Matt Horne, B.C. associate regional director for the Pembina Institute, said that Victoria still had to enact policies to rapidly transition the province from gasoline and diesel-powered vehicles to electric and other zero-emission options.
"Fortunately, such policies are found in the package of recommendations from B.C.’s Climate Leadership Team. Recommendations such as implementing a zero-emission vehicle standard and increasing the carbon tax would ensure British Columbians have affordable zero-emission vehicles they can choose from. Without the policies, the transition will not happen," said Horne, who is also on the province's Climate Leadership Team.
Currently, the price tag of a cheaper Tesla electric car is about US$80,000. More advanced models are selling for roughly US$130,000. Under B.C.'s Clean Energy Vehicle Program electric vehicle buyers can access point-of-sale incentives of more than CAD$8,200.
Four years after B.C.'s government first rolled out the CEVP, there are less than 2,000 electric vehicles on the road province-wide.
However, Energy Minister Bill Bennett said that for zero-emissions vehicles to truly take off, Victoria would need to invest in charging stations along the Trans-Canada Highway and every community would also need easy access to one.
Already, B.C. has Canada's largest public-charging network for electric vehicles at more than 1,000 outlets.
"The goal of having all new passenger vehicles be zero emission by mid-century would represent a very positive transformation," said Horne.
B.C. is now the 14th member of the International Zero-Emission Vehicle (ZEV) Alliance that also includes Germany, Holland, Norway, the United Kingdom, the U.S states of California, Connecticut, Maryland, Massachusetts, New York, Oregon, Rhode Island, Vermont and the province of Quebec.
According to the B.C government, all new passenger vehicles in ZEV Alliance jurisdictions will be emissions-free by 2050.
Reaching this goal could reduce the transportation sector's climate footprint by more than one billion tons of carbon dioxide emissions per year by mid-century. This will include a global vehicle emissions reduction of about 40 percent.
ZEVs in use today include battery-electric, plug-in hybrid, and fuel cell vehicles.

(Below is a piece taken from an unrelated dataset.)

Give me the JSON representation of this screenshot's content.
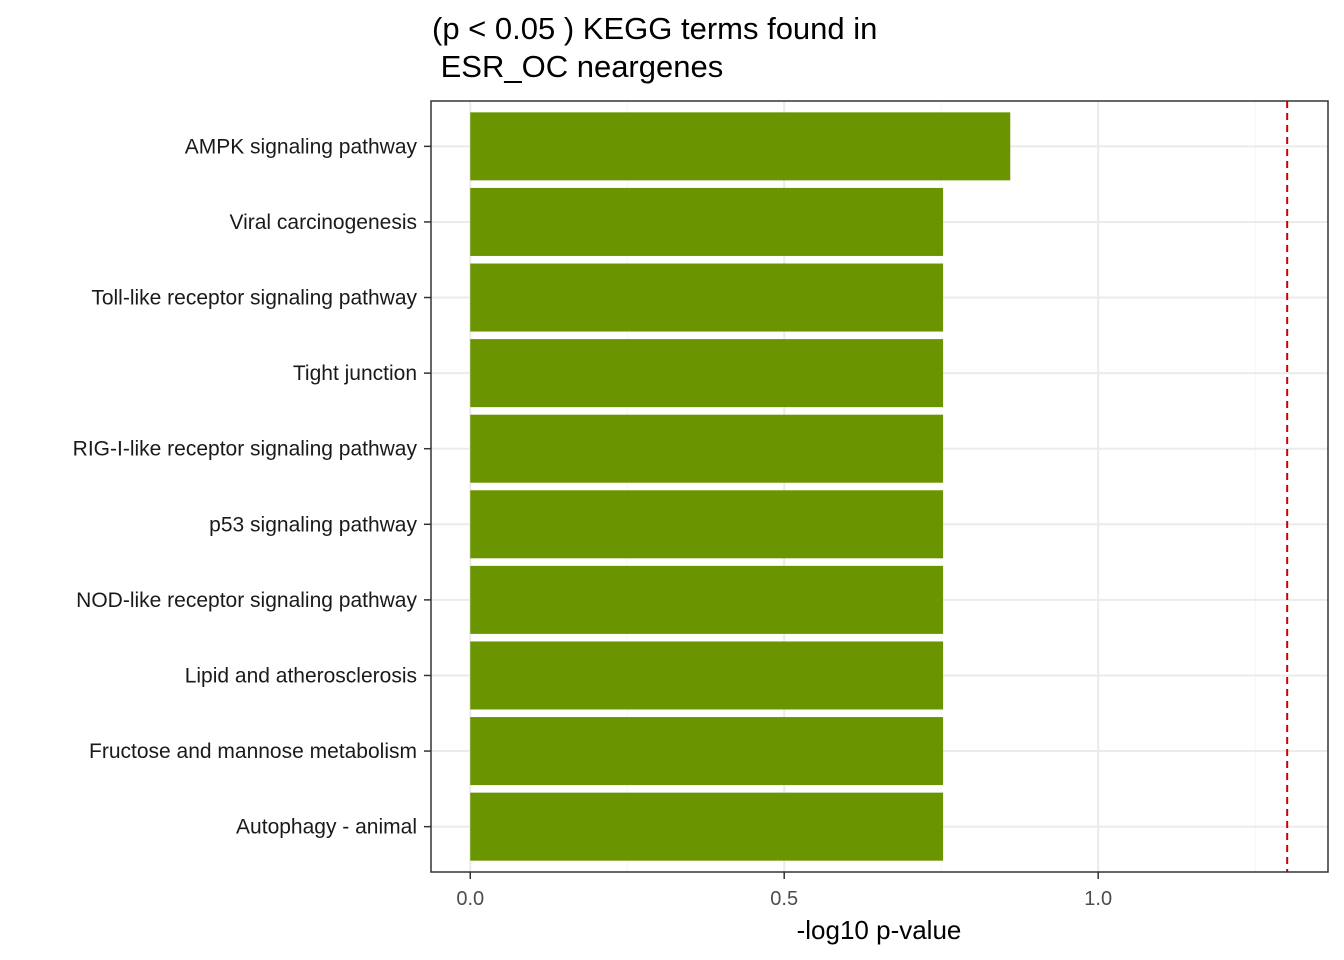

"Transportation represents over a third of B.C.’s total provincial greenhouse gas emissions, and nearly half the emissions by the average B.C. family. As a member of this international alliance we will work with other governments and partners and at home in British Columbia to increase the adoption of ZEVs and reduce tailpipe emissions, helping us fulfil our international climate action responsibilities,” said Environment Minister Mary Polak in Paris on Dec. 10.